ISBN 978-0-947509-67-5

Early childhood and school leaders are key members of our society, charged with one of the most important roles we can give a profession—the education, achievement and care of our children and young people. This book presents 10 inspirational case studies of how centre leaders, principals and leadership teams in high-needs New Zealand educational settings have enacted leadership towards a more equitable and democratic society. These stories share experiences of challenging leadership in diverse urban and rural contexts across early childhood, primary, intermediate and secondary schools.

The research base of this book is taken from an international 20-country research study into how “social justice” and “high needs” are defined in different countries and how we might better prepare educators to lead for social justice in an increasingly complex world. Typically, such needs are defined within the concepts of social/economic disadvantage and ethnic groupings; however, New Zealand findings showed the definition of high needs to be much broader than expected.

This book is written for early childhood, primary, intermediate and secondary school leaders and teachers; providers of educational leadership professional programmes and tertiary courses; and education system leaders.

Editors

Rachel McNae is an Associate Professor of Educational Leadership and Director of Te Puna Rangahau o te Whiringa—The Centre for Educational Leadership Research at the University of Waikato.
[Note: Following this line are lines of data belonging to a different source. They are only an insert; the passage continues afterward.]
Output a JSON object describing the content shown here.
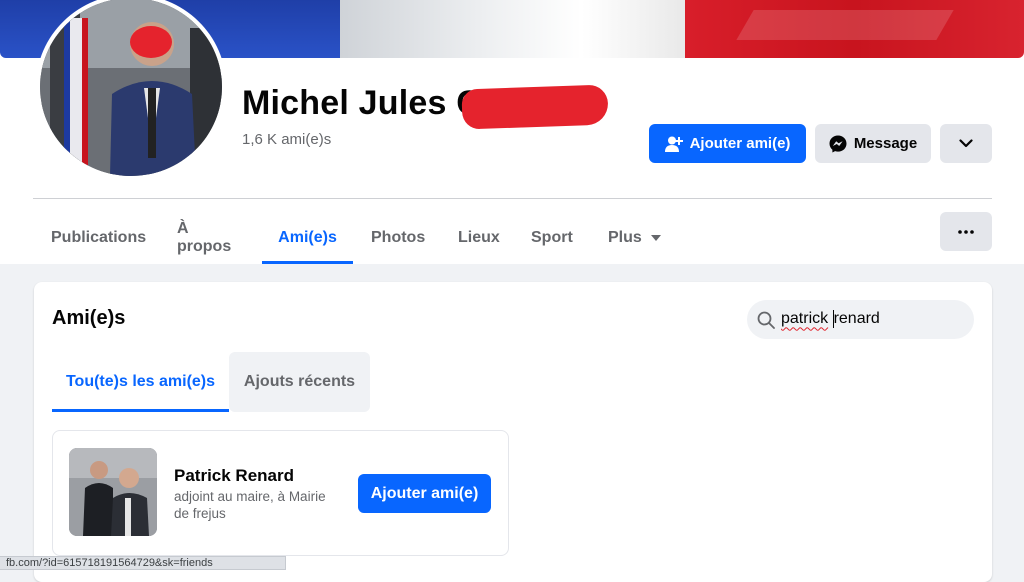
{
  "profile": {
    "name": "Michel Jules C",
    "friends_count": "1,6 K ami(e)s"
  },
  "actions": {
    "add_friend": "Ajouter ami(e)",
    "message": "Message",
    "more_icon": "chevron-down-icon"
  },
  "nav": {
    "tabs": [
      {
        "label": "Publications"
      },
      {
        "label": "À propos"
      },
      {
        "label": "Ami(e)s",
        "active": true
      },
      {
        "label": "Photos"
      },
      {
        "label": "Lieux"
      },
      {
        "label": "Sport"
      },
      {
        "label": "Plus"
      }
    ],
    "overflow_icon": "more-horizontal-icon"
  },
  "friends_section": {
    "title": "Ami(e)s",
    "search": {
      "value_part1": "patrick",
      "value_part2": "renard"
    },
    "tabs": [
      {
        "label": "Tou(te)s les ami(e)s",
        "active": true
      },
      {
        "label": "Ajouts récents"
      }
    ],
    "results": [
      {
        "name": "Patrick Renard",
        "description": "adjoint au maire, à Mairie de frejus",
        "action": "Ajouter ami(e)"
      }
    ]
  },
  "status_bar": {
    "url": "fb.com/?id=615718191564729&sk=friends"
  },
  "colors": {
    "accent": "#0866ff",
    "redaction": "#e5232d",
    "cover_blue": "#2a52c7",
    "cover_red": "#d81e2a"
  }
}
Rachel’s research agenda is founded on and shaped by a firm belief in social justice.

Michele Morrison is a Senior Lecturer in Educational Leadership at the University of Waikato. Informed by extensive practitioner experience, Michele’s research and teaching focus on the professional formation of educational leaders.

Ross Notman is Professor in Education and Director of the Centre for Educational Leadership and Administration at the University of Otago. Ross has worked extensively in principal appraisal and in principal support groups, through activities such as coaching and group support networks.